Tana Thorne Works In A Public Accounting Firm And Hopes To E

Tana Thorne Works In A Public Accounting Firm And Hopes To Eventually

Tana Thorne works in a public accounting firm and hopes to eventually be a partner. The management of Allnet Company invites Thorne to prepare a bid to audit Allnet’s financial statements. In discussing the audit fee, Allnet’s management suggests a fee range in which the amount depends on the reported profit of Allnet. The higher its profit, the higher will be the audit fee paid to Thorne’s firm.

Identify the parties potentially affected by this audit and the fee plan proposed. What are the ethical factors in this situation? Explain. Would you recommend that Thorne accept this audit fee arrangement? Why or why not? Describe some ethical considerations guiding your recommendation.

Paper For Above instruction

Introduction

The ethical landscape of auditing is complex, especially when external factors such as fee arrangements potentially influence auditor independence and objectivity. This paper explores the various stakeholders affected by the proposed contingency-based audit fee plan, examines the ethical considerations involved, and provides a recommendation regarding Thorne's acceptance of such an arrangement.

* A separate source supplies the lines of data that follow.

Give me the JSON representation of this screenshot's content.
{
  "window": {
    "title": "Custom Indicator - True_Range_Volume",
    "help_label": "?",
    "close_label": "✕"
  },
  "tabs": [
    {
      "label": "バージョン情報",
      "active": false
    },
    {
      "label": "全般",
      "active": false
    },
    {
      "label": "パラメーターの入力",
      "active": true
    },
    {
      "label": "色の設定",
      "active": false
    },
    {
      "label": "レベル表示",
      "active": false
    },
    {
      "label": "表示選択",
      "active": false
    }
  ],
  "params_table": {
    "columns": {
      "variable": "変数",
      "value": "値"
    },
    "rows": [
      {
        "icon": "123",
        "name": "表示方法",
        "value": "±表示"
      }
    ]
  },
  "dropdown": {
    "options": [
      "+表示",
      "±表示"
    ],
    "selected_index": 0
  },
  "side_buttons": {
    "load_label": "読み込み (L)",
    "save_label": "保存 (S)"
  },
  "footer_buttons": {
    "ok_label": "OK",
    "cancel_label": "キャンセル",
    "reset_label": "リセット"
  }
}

Parties Affected by the Fee Plan

The primary parties impacted by the proposed fee structure are the auditor (Tana Thorne and her firm), Allnet's management, shareholders, and potentially other stakeholders such as creditors, regulators, and the general public. The auditor's independence could be compromised if their compensation is linked to the company's reported profits, creating a perceived or real conflict of interest. Allnet's management might also pursue aggressive accounting practices to boost reported profits, thus increasing the audit fee. Shareholders depend on the integrity of financial reporting and rely on auditors to provide independent assessments. Creditors, regulatory bodies, and the public at large rely on transparent and unbiased financial audits to make informed decisions.

Ethical Factors in the Situation

The core ethical principles at stake include independence, objectivity, integrity, and professional skepticism. The proposed fee plan raises concerns about auditor independence, as the incentive to maximize profits could subconsciously influence Thorne's judgment. Ethical codes, such as those from the AICPA and IESBA, emphasize that auditors must remain independent in both appearance and substance to maintain public trust (AICPA, 2022; IESBA, 2021). A contingency fee structure might cause auditors to soften their critical evaluation of financial statements to secure higher fees, thereby violating ethical standards.

Additionally, the principle of integrity requires honest and transparent conduct, which could be compromised if the auditor allows financial incentives to influence the audit outcome. Professional skepticism might also diminish if the auditor believes that reporting lower profits could result in reduced compensation, leading to biased audit procedures.

Assessment of the Fee Arrangement

Given the ethical concerns, especially regarding independence and objectivity, I would not recommend that Thorne accept this fee arrangement. Engaging in an audit where fees depend on reported profits could create a conflict of interest, eroding public confidence in the audit process and potentially exposing Thorne and her firm to reputational risk and disciplinary action.

Furthermore, regulatory standards explicitly discourage contingency fees in auditing because they threaten the auditor's independence (SEC, 2003). Ethical guidelines aim to safeguard the credibility of financial reporting, and accepting fee structures based on client performance undermines these principles.

Ethical Considerations and Recommendations

The primary ethical considerations include maintaining independence, ensuring unbiased judgment, and upholding integrity and public trust. To safeguard these principles, Thorne should decline the contingency-based fee arrangement and suggest a fixed, standard fee for the audit engagement. Alternatively, any incentive-based fee structure should be closely tied to the quality and scope of the audit, not the company's financial results.

In addition, Thorne should document her concerns and notify relevant oversight bodies if she suspects management pressure or unethical practices. Upholding professional standards not only protects her reputation but also contributes to the integrity of the financial reporting process.

Conclusion

An ethical approach to auditing necessitates independence and objectivity. The proposed fee arrangement introduces significant ethical risks, mainly compromising auditor independence and the perceived neutrality of the audit process. Thorne should prioritize ethical standards by declining contingency fees dependent on profits and advocating for transparent, unbiased audit procedures. This approach will safeguard her professional integrity and uphold public trust in financial reporting.